ISSN 2477-1686
Vol. 10 No. 16 Agustus 2024
Catatan Editorial: Mengapa Ada Pojok Pabrik Ide?
Oleh:
Eko A Meinarno
Fakultas Psikologi, Universitas Indonesia
Pengantar
Artikel ini adalah tulisan pertama yang didesain untuk menjadi pemicu pemikiran khususnya dalam ilmu psikologi. Demikian juga dengan kolom khusus yang dibuat khusus untuk Pojok Pabrik Ide.
Pabrik ide ini mencoba untuk mengajak teman-teman ilmuwan psikologi untuk dapat mengekspresikan ide-ide tentang psikologi, atau pengembangan ide metode penelitian, atau mengajukan konsep-konsep yang belum matang. Hal ini muncul karena banyak hal di sekitar kita yang selama ini dibahas dengan konsep dan teori psikologi, tapi kemudian ada aspek lain yang belum tergali atau tersentuh.

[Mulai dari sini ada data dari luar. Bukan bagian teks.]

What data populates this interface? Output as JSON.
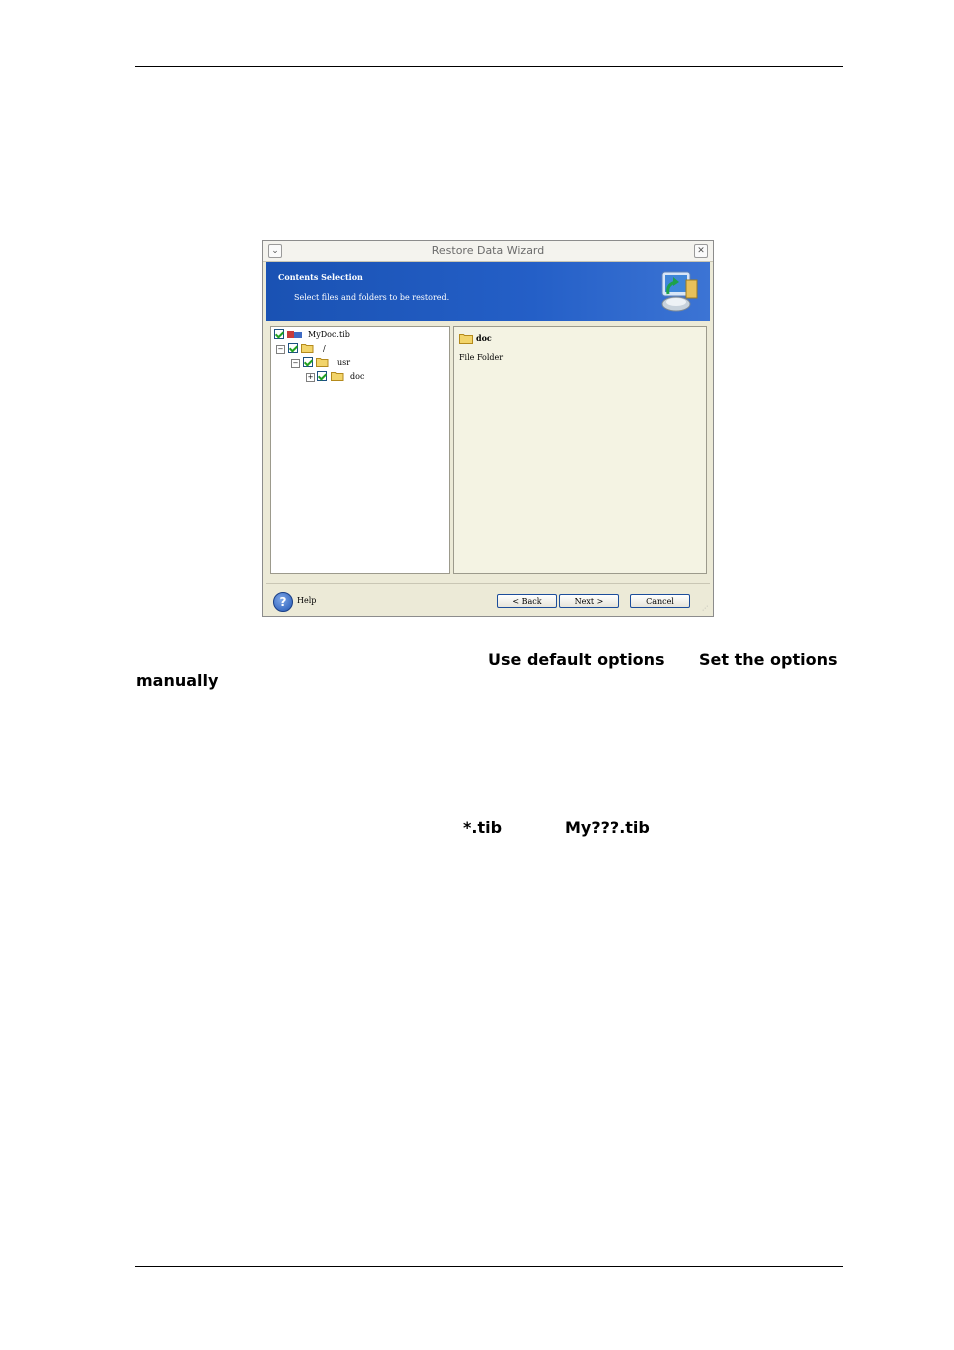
{
  "dialog": {
    "title": "Restore Data Wizard",
    "banner_heading": "Contents Selection",
    "banner_subtitle": "Select files and folders to be restored.",
    "tree": [
      {
        "label": "MyDoc.tib"
      },
      {
        "label": "/"
      },
      {
        "label": "usr"
      },
      {
        "label": "doc"
      }
    ],
    "details": {
      "name": "doc",
      "type": "File Folder"
    },
    "help_label": "Help",
    "back_label": "< Back",
    "next_label": "Next >",
    "cancel_label": "Cancel",
    "menu_icon": "chevron-down-icon",
    "close_icon": "close-icon"
  },
  "body": {
    "option1": "Use default options",
    "option2_part1": "Set the options",
    "option2_part2": "manually",
    "mask1": "*.tib",
    "mask2": "My???.tib"
  }
}
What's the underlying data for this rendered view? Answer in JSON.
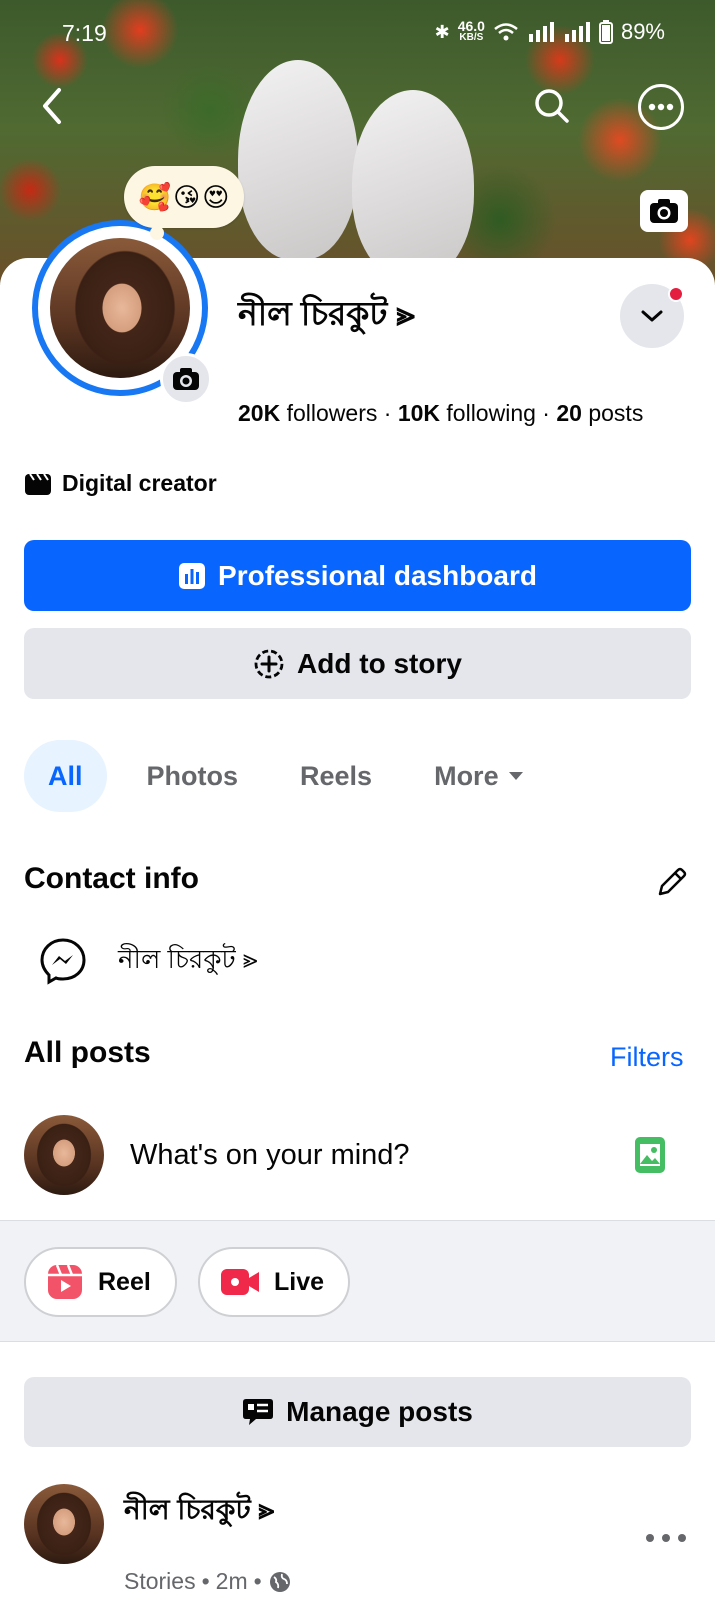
{
  "status_bar": {
    "time": "7:19",
    "net_speed": "46.0",
    "net_unit": "KB/S",
    "battery": "89%"
  },
  "cover": {
    "reactions": [
      "🥰",
      "😘",
      "😍"
    ]
  },
  "profile": {
    "name": "নীল চিরকুট ⪢",
    "followers_count": "20K",
    "followers_label": "followers",
    "following_count": "10K",
    "following_label": "following",
    "posts_count": "20",
    "posts_label": "posts",
    "separator": "·",
    "category": "Digital creator"
  },
  "actions": {
    "dashboard_label": "Professional dashboard",
    "story_label": "Add to story"
  },
  "tabs": [
    {
      "label": "All",
      "active": true
    },
    {
      "label": "Photos",
      "active": false
    },
    {
      "label": "Reels",
      "active": false
    },
    {
      "label": "More",
      "active": false
    }
  ],
  "contact": {
    "title": "Contact info",
    "messenger_name": "নীল চিরকুট ⪢"
  },
  "posts": {
    "title": "All posts",
    "filters_label": "Filters",
    "composer_placeholder": "What's on your mind?",
    "reel_label": "Reel",
    "live_label": "Live",
    "manage_label": "Manage posts"
  },
  "post": {
    "author": "নীল চিরকুট ⪢",
    "source": "Stories",
    "time": "2m",
    "meta_sep": "•"
  },
  "colors": {
    "accent": "#0866ff",
    "ring": "#1877f2",
    "notification": "#e41e3f",
    "live_red": "#f02849",
    "photo_green": "#45bd62"
  }
}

Peneliti antropologi besar Indonesia yakni Koentjaraningrat pernah menyatakan bahwa Indonesia adalah laboratorium sosial terbesar di dunia. Hal yang diamini dan diwujudkan oleh banyak peneliti, salah satunya Suwarsih Warnaen. Suwarsih ini yang kemudian menjadi ilmuwan psikologi sosial asal Universitas Indonesia yang meneliti stereotip beberapa suku bangsa yang ada di Indonesia.

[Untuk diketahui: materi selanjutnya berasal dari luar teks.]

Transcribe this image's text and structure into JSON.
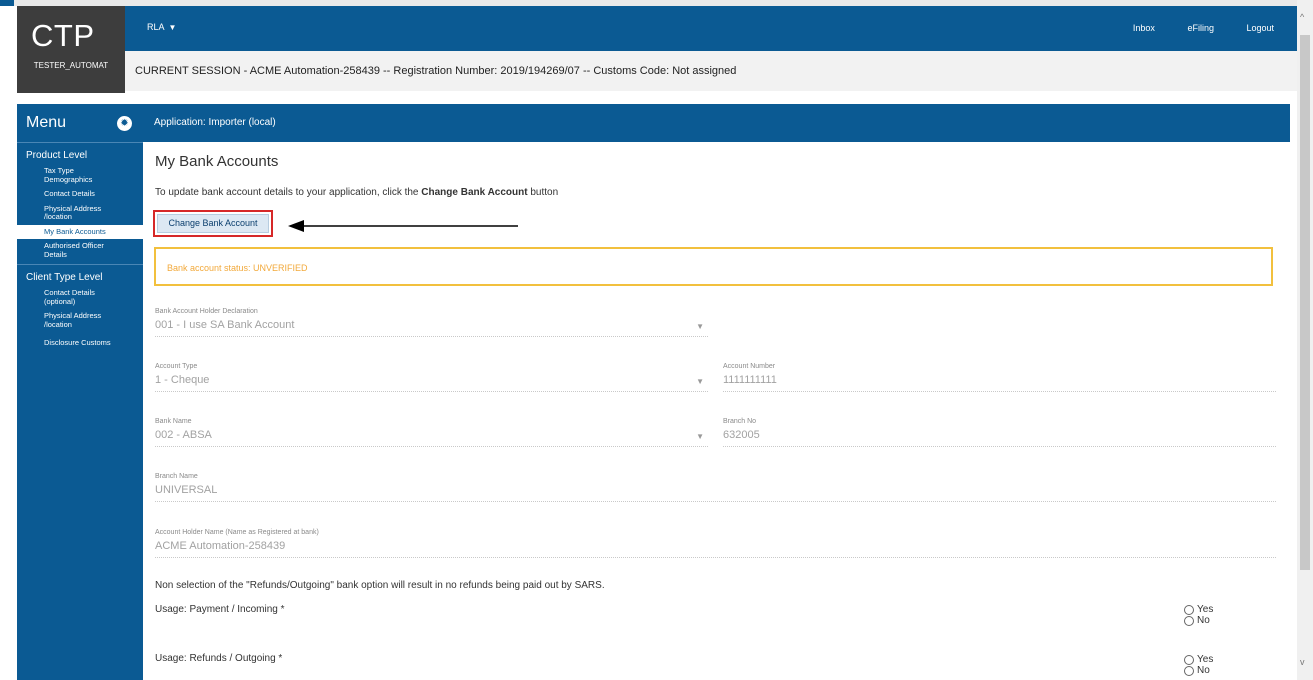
{
  "header": {
    "logo_text": "CTP",
    "username": "TESTER_AUTOMAT",
    "menu_dropdown": "RLA",
    "nav": [
      "Inbox",
      "eFiling",
      "Logout"
    ],
    "session_text": "CURRENT SESSION - ACME Automation-258439 -- Registration Number: 2019/194269/07 -- Customs Code: Not assigned"
  },
  "sidebar": {
    "title": "Menu",
    "sections": [
      {
        "title": "Product Level",
        "items": [
          {
            "label": "Tax Type Demographics"
          },
          {
            "label": "Contact Details"
          },
          {
            "label": "Physical Address /location"
          },
          {
            "label": "My Bank Accounts",
            "active": true
          },
          {
            "label": "Authorised Officer Details"
          }
        ]
      },
      {
        "title": "Client Type Level",
        "items": [
          {
            "label": "Contact Details (optional)"
          },
          {
            "label": "Physical Address /location"
          },
          {
            "label": "Disclosure Customs"
          }
        ]
      }
    ]
  },
  "app_header": "Application: Importer (local)",
  "page": {
    "title": "My Bank Accounts",
    "instruction_pre": "To update bank account details to your application, click the ",
    "instruction_bold": "Change Bank Account",
    "instruction_post": " button",
    "change_button": "Change Bank Account",
    "status": "Bank account status: UNVERIFIED",
    "fields": {
      "declaration": {
        "label": "Bank Account Holder Declaration",
        "value": "001 - I use SA Bank Account"
      },
      "account_type": {
        "label": "Account Type",
        "value": "1 - Cheque"
      },
      "account_number": {
        "label": "Account Number",
        "value": "1111111111"
      },
      "bank_name": {
        "label": "Bank Name",
        "value": "002 - ABSA"
      },
      "branch_no": {
        "label": "Branch No",
        "value": "632005"
      },
      "branch_name": {
        "label": "Branch Name",
        "value": "UNIVERSAL"
      },
      "holder_name": {
        "label": "Account Holder Name (Name as Registered at bank)",
        "value": "ACME Automation-258439"
      }
    },
    "note": "Non selection of the \"Refunds/Outgoing\" bank option will result in no refunds being paid out by SARS.",
    "usage_payment": "Usage: Payment / Incoming *",
    "usage_refunds": "Usage: Refunds / Outgoing *",
    "yes": "Yes",
    "no": "No"
  },
  "colors": {
    "brand": "#0b5a93",
    "highlight": "#d62828",
    "warning": "#f2c03d"
  }
}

Bukan hanya masalah stereotip dari suku-suku bangsa, banyak peneliti lain yang mengkaji kekayaan kebudayaan kita. Salah satunya adalah James Danandjaja yang meneliti tentang folklor orang Jawa. Bayangkan, dari kisah rakyat ia dapat meneliti dan menjadi Guru Besar di Universitas Indonesia. Baru-baru ini ada seorang penerima nobel 2019 yakni Abhijit Banerjee, Esther Duflo, dan Michael Kremer meriah nobel berbasis penelitian tentang kebijakan ekonomi dan pendidikan di Indonesia era Orde Baru. Dapat dibayangkan, siapa yang lelah membuat kebijakan nasional, siapa yang menjalankannya, siapa yang berkorban, tapi yang meraih nobel adalah pihak luar Indonesia (ini juga terjadi pada ide Komunitas Terbayang, konsep kebangsaan yang dikeluarkan oleh Benedict Anderson, padahal konsep kebangsaan itu diambil dari kekaguman dia terhadap Sumpah Pemuda 1928). Dari berbagai contoh tadi yang hendak saya angkat adalah, banyak situasi dan keadaan di Indonesia yang dapat menjadi kajian dan takkan ada habis-habisnya.
Indonesia dan Psikologi
Sebagai contoh, bagaimana kita dapat menjelaskan tentang riset Triplet sekitar tahun 1880-an yang meneliti adanya kekuatan sosial di sekitar individu saat melakukan sesuatu dengan situasi dan kondisi di Jawa pada masa yang sama? Apakah anak-anak yang bersepeda bersama dengan anak bangsawan Jawa, misalnya anak adipati, anak sultan maka anak-anak lainnya akan mengayuh sepeda dengan kecepatan yang sama? Dengan kata lain, apakah temuan dari Triplet dapat diuji ulang dengan kondisi khas di Jawa?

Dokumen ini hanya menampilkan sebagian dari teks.